The Unrepentant Nihilist

The topic of nihilism raises two important questions. “What do we mean by nihilism?” “What are the consequences of nihilism?” (Is it a disease or a cure?)

In her book “The Banalization of Nihilism: Twentieth-Century Responses to Meaninglessness” (1992) Karen Carr distinguishes between:

  1. Epistemological nihilism (the denial of the possibility of knowledge)
  2. Alethiological nihilism (the denial of the reality of truth)
  3. Metaphysical or ontological nihilism (the denial of an independently existing world)
  4. Ethical or moral nihilism (the denial of the reality of moral or ethical values)
  5. Existential or axiological nihilism (the feeling that life has no meaning).

Some forms of nihilism imply other forms of nihilism. For example, if one denies the possibility of knowledge or truth then this renders the idea of normative ethics void. On the other hand, one can believe that there is an objective world of which true knowledge is possible but also hold that all moral preferences are subjective and life has no objective meaning. In fact, the desire for knowledge and truth can turn against the idea of an objective morality. As Nietzsche observed: “But among the forces cultivated by morality was truthfulness: this eventually turned against morality, discovered its teleology, its partial perspective–and now the recognition of this inveterate mendaciousness that one despairs of shedding becomes a stimulant.”

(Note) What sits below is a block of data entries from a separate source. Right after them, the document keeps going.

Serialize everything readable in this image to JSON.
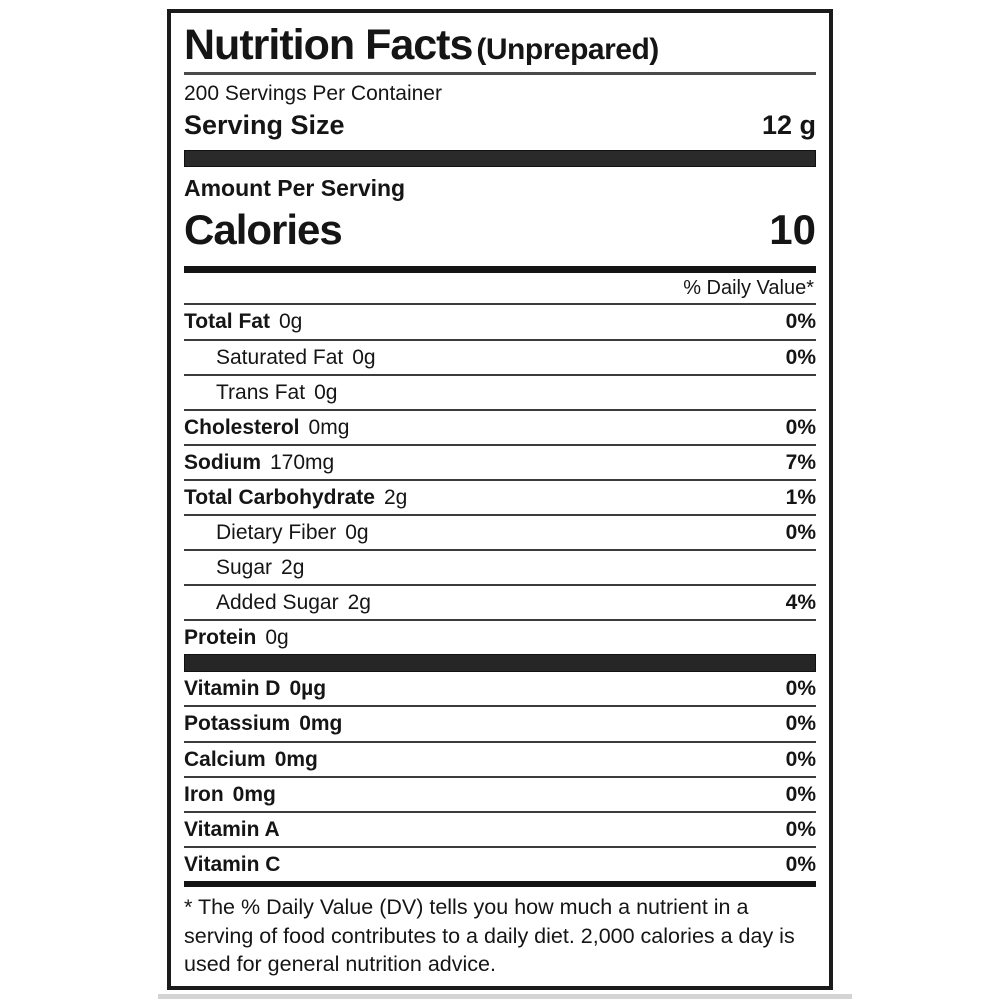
{
  "label": {
    "title": "Nutrition Facts",
    "title_suffix": "(Unprepared)",
    "servings_per_container": "200 Servings Per Container",
    "serving_size_label": "Serving Size",
    "serving_size_value": "12 g",
    "amount_per_serving": "Amount Per Serving",
    "calories_label": "Calories",
    "calories_value": "10",
    "daily_value_header": "% Daily Value*",
    "nutrients": [
      {
        "name": "Total Fat",
        "amount": "0g",
        "dv": "0%",
        "indent": 0
      },
      {
        "name": "Saturated Fat",
        "amount": "0g",
        "dv": "0%",
        "indent": 1
      },
      {
        "name": "Trans Fat",
        "amount": "0g",
        "dv": "",
        "indent": 1
      },
      {
        "name": "Cholesterol",
        "amount": "0mg",
        "dv": "0%",
        "indent": 0
      },
      {
        "name": "Sodium",
        "amount": "170mg",
        "dv": "7%",
        "indent": 0
      },
      {
        "name": "Total Carbohydrate",
        "amount": "2g",
        "dv": "1%",
        "indent": 0
      },
      {
        "name": "Dietary Fiber",
        "amount": "0g",
        "dv": "0%",
        "indent": 1
      },
      {
        "name": "Sugar",
        "amount": "2g",
        "dv": "",
        "indent": 1
      },
      {
        "name": "Added Sugar",
        "amount": "2g",
        "dv": "4%",
        "indent": 1
      },
      {
        "name": "Protein",
        "amount": "0g",
        "dv": "",
        "indent": 0
      }
    ],
    "vitamins": [
      {
        "name": "Vitamin D",
        "amount": "0µg",
        "dv": "0%"
      },
      {
        "name": "Potassium",
        "amount": "0mg",
        "dv": "0%"
      },
      {
        "name": "Calcium",
        "amount": "0mg",
        "dv": "0%"
      },
      {
        "name": "Iron",
        "amount": "0mg",
        "dv": "0%"
      },
      {
        "name": "Vitamin A",
        "amount": "",
        "dv": "0%"
      },
      {
        "name": "Vitamin C",
        "amount": "",
        "dv": "0%"
      }
    ],
    "footnote": "* The % Daily Value (DV) tells you how much a nutrient in a serving of food contributes to a daily diet. 2,000 calories a day is used for general nutrition advice."
  }
}
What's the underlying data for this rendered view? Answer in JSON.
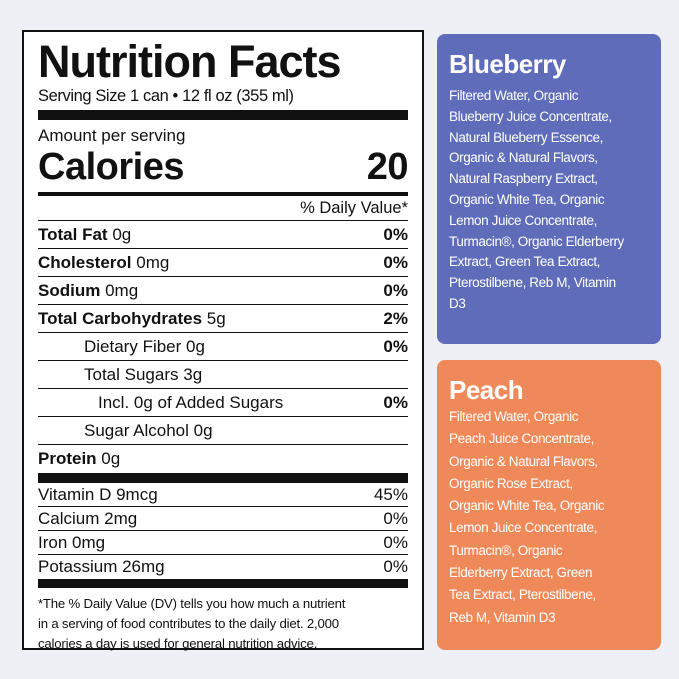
{
  "label": {
    "title": "Nutrition Facts",
    "serving": "Serving Size 1 can • 12 fl oz (355 ml)",
    "amount": "Amount per serving",
    "calories_label": "Calories",
    "calories_value": "20",
    "dv_header": "% Daily Value*",
    "nutrients": [
      {
        "name": "Total Fat",
        "amount": "0g",
        "dv": "0%",
        "bold": true,
        "indent": 0
      },
      {
        "name": "Cholesterol",
        "amount": "0mg",
        "dv": "0%",
        "bold": true,
        "indent": 0
      },
      {
        "name": "Sodium",
        "amount": "0mg",
        "dv": "0%",
        "bold": true,
        "indent": 0
      },
      {
        "name": "Total Carbohydrates",
        "amount": "5g",
        "dv": "2%",
        "bold": true,
        "indent": 0
      },
      {
        "name": "Dietary Fiber",
        "amount": "0g",
        "dv": "0%",
        "bold": false,
        "indent": 1
      },
      {
        "name": "Total Sugars",
        "amount": "3g",
        "dv": "",
        "bold": false,
        "indent": 1
      },
      {
        "name": "Incl. 0g of Added Sugars",
        "amount": "",
        "dv": "0%",
        "bold": false,
        "indent": 2
      },
      {
        "name": "Sugar Alcohol",
        "amount": "0g",
        "dv": "",
        "bold": false,
        "indent": 1
      },
      {
        "name": "Protein",
        "amount": "0g",
        "dv": "",
        "bold": true,
        "indent": 0
      }
    ],
    "vitamins": [
      {
        "name": "Vitamin D 9mcg",
        "dv": "45%"
      },
      {
        "name": "Calcium 2mg",
        "dv": "0%"
      },
      {
        "name": "Iron 0mg",
        "dv": "0%"
      },
      {
        "name": "Potassium 26mg",
        "dv": "0%"
      }
    ],
    "footnote": [
      "*The % Daily Value (DV) tells you how much a nutrient",
      "in a serving of food contributes to the daily diet. 2,000",
      "calories a day is used for general nutrition advice."
    ]
  },
  "flavors": [
    {
      "name": "Blueberry",
      "color": "#5e6cb9",
      "ingredients": [
        "Filtered Water, Organic",
        "Blueberry Juice Concentrate,",
        "Natural Blueberry Essence,",
        "Organic & Natural Flavors,",
        "Natural Raspberry Extract,",
        "Organic White Tea, Organic",
        "Lemon Juice Concentrate,",
        "Turmacin®, Organic Elderberry",
        "Extract, Green Tea Extract,",
        "Pterostilbene, Reb M, Vitamin",
        "D3"
      ]
    },
    {
      "name": "Peach",
      "color": "#f0895a",
      "ingredients": [
        "Filtered Water, Organic",
        "Peach Juice Concentrate,",
        "Organic & Natural Flavors,",
        "Organic Rose Extract,",
        "Organic White Tea, Organic",
        "Lemon Juice Concentrate,",
        "Turmacin®, Organic",
        "Elderberry Extract, Green",
        "Tea Extract, Pterostilbene,",
        "Reb M, Vitamin D3"
      ]
    }
  ]
}
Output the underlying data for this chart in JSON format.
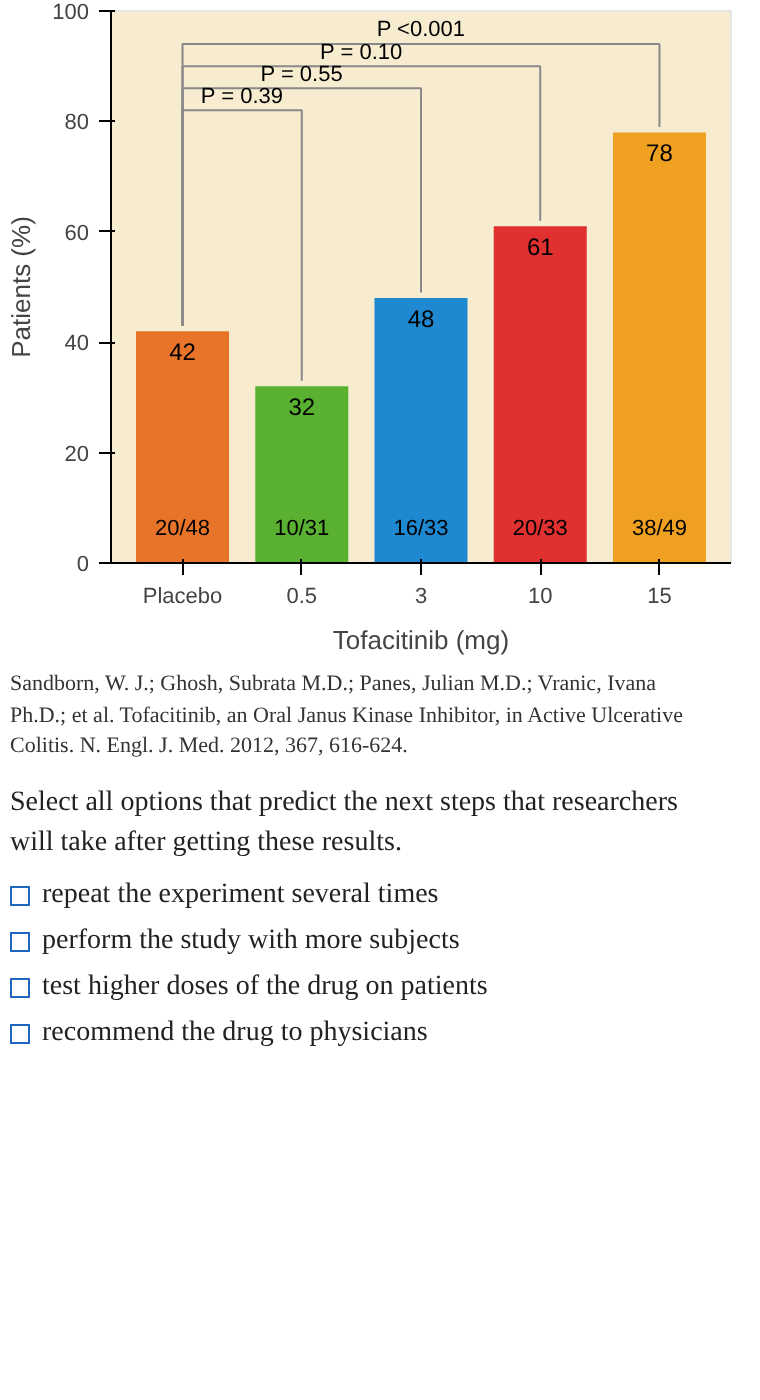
{
  "chart_data": {
    "type": "bar",
    "xlabel": "Tofacitinib (mg)",
    "ylabel": "Patients (%)",
    "categories": [
      "Placebo",
      "0.5",
      "3",
      "10",
      "15"
    ],
    "values": [
      42,
      32,
      48,
      61,
      78
    ],
    "colors": [
      "#e8742a",
      "#5ab030",
      "#1e88d0",
      "#e03030",
      "#f0a020"
    ],
    "data_labels": true,
    "ylim": [
      0,
      100
    ],
    "yticks": [
      0,
      20,
      40,
      60,
      80,
      100
    ],
    "annotations": [
      "20/48",
      "10/31",
      "16/33",
      "20/33",
      "38/49",
      "P <0.001",
      "P = 0.10",
      "P = 0.55",
      "P = 0.39",
      "Sandborn, W. J.; Ghosh, Subrata M.D.; Panes, Julian M.D.; Vranic, Ivana Ph.D.; et al. Tofacitinib, an Oral Janus Kinase Inhibitor, in Active Ulcerative Colitis. N. Engl. J. Med. 2012, 367, 616-624.",
      "Select all options that predict the next steps that researchers will take after getting these results.",
      "repeat the experiment several times",
      "perform the study with more subjects",
      "test higher doses of the drug on patients",
      "recommend the drug to physicians"
    ]
  }
}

The main concern of Carr’s book is whether nihilism is considered a “crisis” with transformative and redemptive powers (as per Nietzsche or Karl Barth) or instead a “rather banal characterization of the human situation” that needs to be welcomed and celebrated as an antidote to dogmatism, a view she associates with the writings of Richard Rorty and contemporary deconstructionists and  anti-foundationalists. Carr herself does not welcome this “joyous affirmation” of nihilism because she believes that such an anti-dogmatic position produces the paradoxical effect of reinforcing “dominant social beliefs and practices of our culture” and the “absolutization of the dominant power structures of the culture to which we belong” because it cannot appeal to any critical (objective) standard outside of itself.

Carr’s position is puzzling for a number of reasons. It is not clear at all that nihilism would have the effect of reinforcing existing power structures. Most power structures and cultural norms are in fact based on residual beliefs about objective morality. It is also not clear why an abandonment of truth would have a reinforcing effect instead of a transformative effect. Carr herself writes that “one is left with simply the blind assertion of one’s private will; if the particular community to which one belongs does not support one’s will, one simply finds (or creates) a community more sympathetic to one’s tastes.” But this scenario of continuous power struggle and creating one’s own communities sounds rather dynamic, not static.

What she really appears to fear is a situation where critical thinking with universalist aspirations is replaced by a more individualist Hobbesian perspective in which “disagreements…deteriorate into contents of power.” A more cynical (or “nihilistic”) observer may point out that this has always been the condition of mankind and that the kind of critical perspectives that she feels are needed have always been rhetorical tools in power struggles and lack credible cognitive merit.

She approvingly quotes Thomas McCarthy who writes that “critical thought becomes aestheticized and privatized, deprived of any political or social implications. There can be no politically relevant critical theory and hence no theoretically-supported critical practice.” But is this a defect or a virtue of nihilism? Is this a disease or a cure? This assessment basically captures a modern, scientific, view of the world where morality and culture are an emergent property of evolution and politics can be best understood in a “contractarian” framework where individual preferences, coordination, and bargaining create moral and cultural conventions, an outlook that might be considered a major improvement over religion, or the vacuous nature of most “critical theory.”